Guthrie also contends that Richard Brown's comments that Robert Brown would "need to surround himself with people his age" is direct evidence of age bias. Guthrie claims that Richard Brown made these comments on three occasions between 1985 and 1987. However, accepting Guthrie's allegations as true for purposes of reviewing this summary judgment, Richard Brown would have made these statements after his retirement, when he no longer made personnel decisions for Tifco. Further, these statements are too vague to be accepted as direct evidence of age-bias; Richard Brown could have been referring to his decision to retire. Finally, these statements were made at least a year before Guthrie's demotion. Because these comments are vague and remote in time and administrative hierarchy, they are no more than "stray remarks," which are insufficient to establish discrimination. See Normand v. Research Institute of America, Inc., 927 F.2d 857, 864 n. 3 (5th Cir. 1991).
C. Intentional Infliction of Emotional Distress.
The district court dismissed Guthrie's pendent state law intentional infliction of emotional distress claim, apparently finding that Guthrie had failed to state a claim for relief. Although Tifco did not file a motion to dismiss pursuant to Rule 12(b)(6), the district court was authorized to consider the sufficiency of the complaint on its own initiative. See 5A C. Wright C. Miller, Federal Practice Procedure § 1357, at 301 (1990).
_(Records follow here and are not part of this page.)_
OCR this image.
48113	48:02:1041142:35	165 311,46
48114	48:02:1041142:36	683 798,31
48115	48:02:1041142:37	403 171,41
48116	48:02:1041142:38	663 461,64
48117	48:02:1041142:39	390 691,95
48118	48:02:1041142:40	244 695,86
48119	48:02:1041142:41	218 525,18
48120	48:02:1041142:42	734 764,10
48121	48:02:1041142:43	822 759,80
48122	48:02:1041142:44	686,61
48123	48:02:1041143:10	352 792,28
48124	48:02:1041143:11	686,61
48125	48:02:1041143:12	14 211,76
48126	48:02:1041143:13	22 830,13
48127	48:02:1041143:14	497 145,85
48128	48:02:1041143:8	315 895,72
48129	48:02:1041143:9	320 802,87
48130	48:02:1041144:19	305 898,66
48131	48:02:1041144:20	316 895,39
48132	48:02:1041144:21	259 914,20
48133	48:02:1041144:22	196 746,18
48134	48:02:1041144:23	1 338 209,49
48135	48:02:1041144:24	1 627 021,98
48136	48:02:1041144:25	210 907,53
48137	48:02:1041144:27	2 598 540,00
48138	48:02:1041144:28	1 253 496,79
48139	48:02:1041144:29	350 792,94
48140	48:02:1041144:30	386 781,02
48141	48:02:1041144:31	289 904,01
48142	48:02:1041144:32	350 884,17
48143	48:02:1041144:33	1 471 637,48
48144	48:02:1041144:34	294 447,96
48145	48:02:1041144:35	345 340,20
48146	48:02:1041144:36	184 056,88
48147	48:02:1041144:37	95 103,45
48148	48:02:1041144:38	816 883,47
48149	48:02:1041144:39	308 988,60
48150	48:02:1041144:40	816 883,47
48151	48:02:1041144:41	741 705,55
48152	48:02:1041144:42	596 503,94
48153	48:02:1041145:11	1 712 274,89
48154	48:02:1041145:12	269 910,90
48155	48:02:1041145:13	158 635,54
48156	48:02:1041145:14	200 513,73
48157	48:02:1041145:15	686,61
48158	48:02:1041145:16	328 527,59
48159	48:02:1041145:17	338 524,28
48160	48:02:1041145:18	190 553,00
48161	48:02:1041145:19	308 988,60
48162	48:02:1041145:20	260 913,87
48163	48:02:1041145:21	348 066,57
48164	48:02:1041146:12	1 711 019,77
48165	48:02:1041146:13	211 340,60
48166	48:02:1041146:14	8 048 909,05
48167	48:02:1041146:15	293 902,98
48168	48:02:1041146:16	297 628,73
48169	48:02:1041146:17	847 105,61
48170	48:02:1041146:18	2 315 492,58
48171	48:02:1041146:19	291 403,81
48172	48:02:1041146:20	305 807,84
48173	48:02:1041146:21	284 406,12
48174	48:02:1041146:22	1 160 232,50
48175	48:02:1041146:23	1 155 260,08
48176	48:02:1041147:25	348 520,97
Under Texas law, to prevail on a claim for intentional infliction of emotional distress a plaintiff must establish that the defendant acted intentionally or recklessly; that the conduct was "extreme and outrageous"; that the actions of the defendant caused the plaintiff emotional distress; and, that the emotional distress suffered by the plaintiff was severe. Dean v. Ford Motor Credit Co., 885 F.2d 300, 306 (5th Cir. 1989) (quoting Tidelands Auto. Club v. Walters, 699 S.W.2d 939, 942 (Tex.App — Beaumount 1985, writ ref'd n.r.e.).
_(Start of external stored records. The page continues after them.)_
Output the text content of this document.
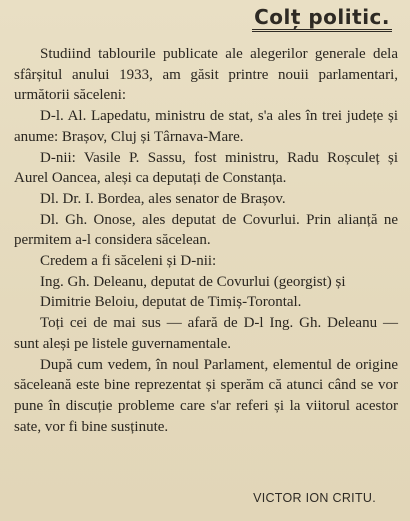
Colț politic.

Studiind tablourile publicate ale alegerilor generale dela sfârșitul anului 1933, am găsit printre nouii parlamentari, următorii săceleni:

D-l. Al. Lapedatu, ministru de stat, s'a ales în trei județe și anume: Brașov, Cluj și Târnava-Mare.

D-nii: Vasile P. Sassu, fost ministru, Radu Roșculeț și Aurel Oancea, aleși ca deputați de Constanța.

Dl. Dr. I. Bordea, ales senator de Brașov.

Dl. Gh. Onose, ales deputat de Covurlui. Prin alianță ne permitem a-l considera săcelean.

Credem a fi săceleni și D-nii:

Ing. Gh. Deleanu, deputat de Covurlui (georgist) și

Dimitrie Beloiu, deputat de Timiș-Torontal.

Toți cei de mai sus — afară de D-l Ing. Gh. Deleanu — sunt aleși pe listele guvernamentale.

După cum vedem, în noul Parlament, elementul de origine săceleană este bine reprezentat și sperăm că atunci când se vor pune în discuție probleme care s'ar referi și la viitorul acestor sate, vor fi bine susținute.

VICTOR ION CRITU.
Guthrie contends that the evidence created genuine issues of fact on each element of his intentional infliction of emotional distress claim. In the precise wording of his objection, Guthrie apparently confuses the district court's dismissal order with a sua sponte summary judgment. If the district court had reviewed evidence outside the pleadings, this dismissal would be construed as a summary judgment, and the quality of the evidence would be pertinent. 5A C. Wright C. Miller, supra § 1356 at 299. Here, however, this technical distinction has no bearing on the propriety of the district court's action. Even if Tifco's employees' behavior toward Guthrie was premeditated and organized, it simply was not extreme or outrageous.
D. Wrongful Discharge.
The district court erroneously dismissed Guthrie's wrongful discharge claim as barred under the Texas two-year statute of limitations. Tex.Civ.Prac. Rem. Code Ann. § 16.003(a) (Vernon 1986). Guthrie filed this suit, however, only fourteen months after his discharge. "Nonetheless, we may affirm a summary judgment on grounds other than those relied upon by the district court when we find in the record an adequate and independent basis for that result." Meza v. General Battery Corp., 908 F.2d 1262, 1274 (5th Cir. 1990). Such a basis exists here.
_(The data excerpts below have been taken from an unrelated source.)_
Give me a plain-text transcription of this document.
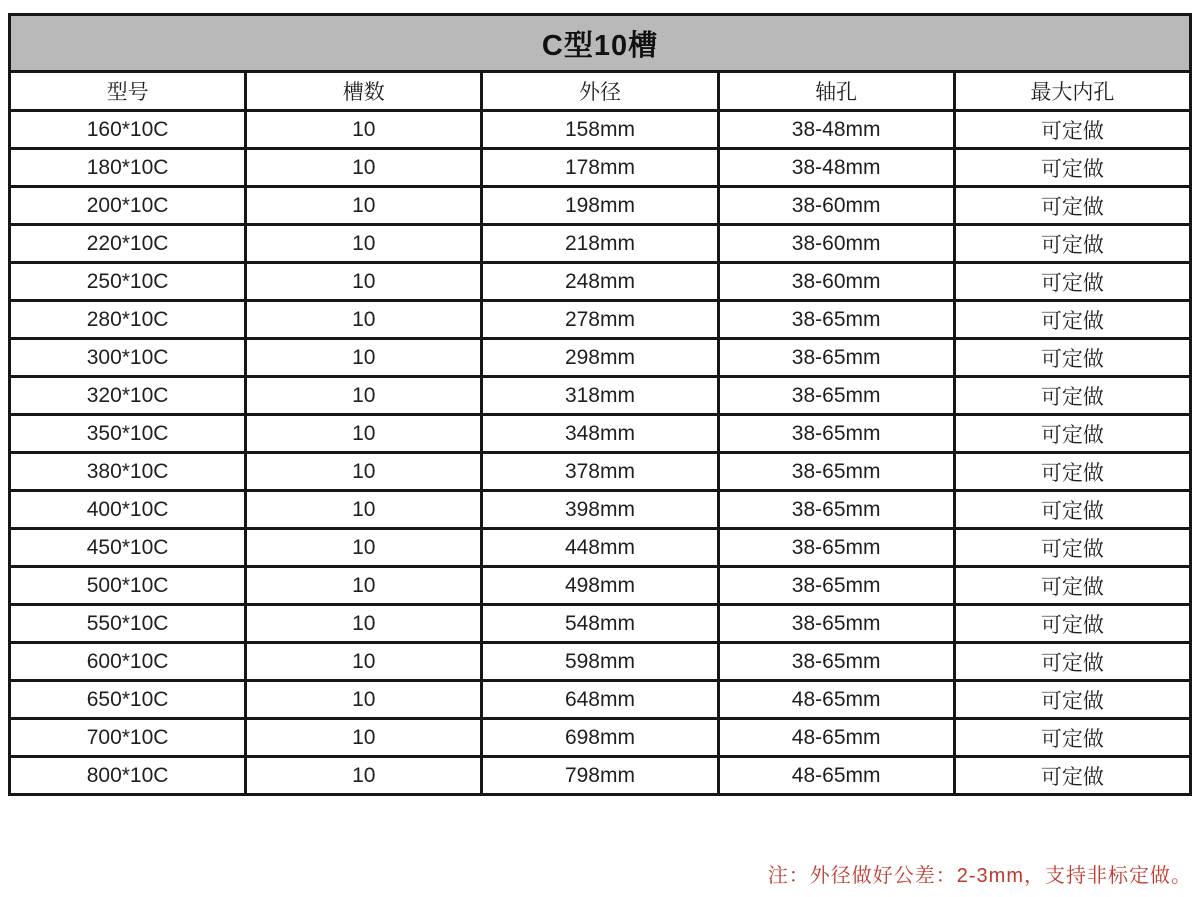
C型10槽				
型号	槽数	外径	轴孔	最大内孔
160*10C	10	158mm	38-48mm	可定做
180*10C	10	178mm	38-48mm	可定做
200*10C	10	198mm	38-60mm	可定做
220*10C	10	218mm	38-60mm	可定做
250*10C	10	248mm	38-60mm	可定做
280*10C	10	278mm	38-65mm	可定做
300*10C	10	298mm	38-65mm	可定做
320*10C	10	318mm	38-65mm	可定做
350*10C	10	348mm	38-65mm	可定做
380*10C	10	378mm	38-65mm	可定做
400*10C	10	398mm	38-65mm	可定做
450*10C	10	448mm	38-65mm	可定做
500*10C	10	498mm	38-65mm	可定做
550*10C	10	548mm	38-65mm	可定做
600*10C	10	598mm	38-65mm	可定做
650*10C	10	648mm	48-65mm	可定做
700*10C	10	698mm	48-65mm	可定做
800*10C	10	798mm	48-65mm	可定做
注：外径做好公差：2-3mm，支持非标定做。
Under Texas law, an employment relationship is generally terminable at the will of either party. Sabine Pilot Serv., Inc. v. Hauck, 687 S.W.2d 733 (Tex. 1985). The one narrow exception to Texas' employment-at-will doctrine "covers only the discharge of an employee for the sole reason that the employee refused to perform an illegal act." Id. at 735 (emphasis added). Because the refusal to perform an illegal act must be the sole reason for the plaintiff's discharge, Guthrie's claims of age discrimination and wrongful discharge are mutually exclusive.
In any event, this narrow exception applies only to employees discharged for refusing to perform acts that carry criminal penalties. See Hancock v. Express One Int'l, Inc., 800 S.W.2d 634 (Tex.App.-Dallas 1990, writ filed). Guthrie contends that he was instructed to violate unspecified customs regulations, but he failed to allege that these regulations carry criminal penalties. Consequently, he could not establish that he was discharged for refusing to perform an illegal act. The order of dismissal was therefore appropriate.
For the foregoing reasons we AFFIRM the judgment of the district court.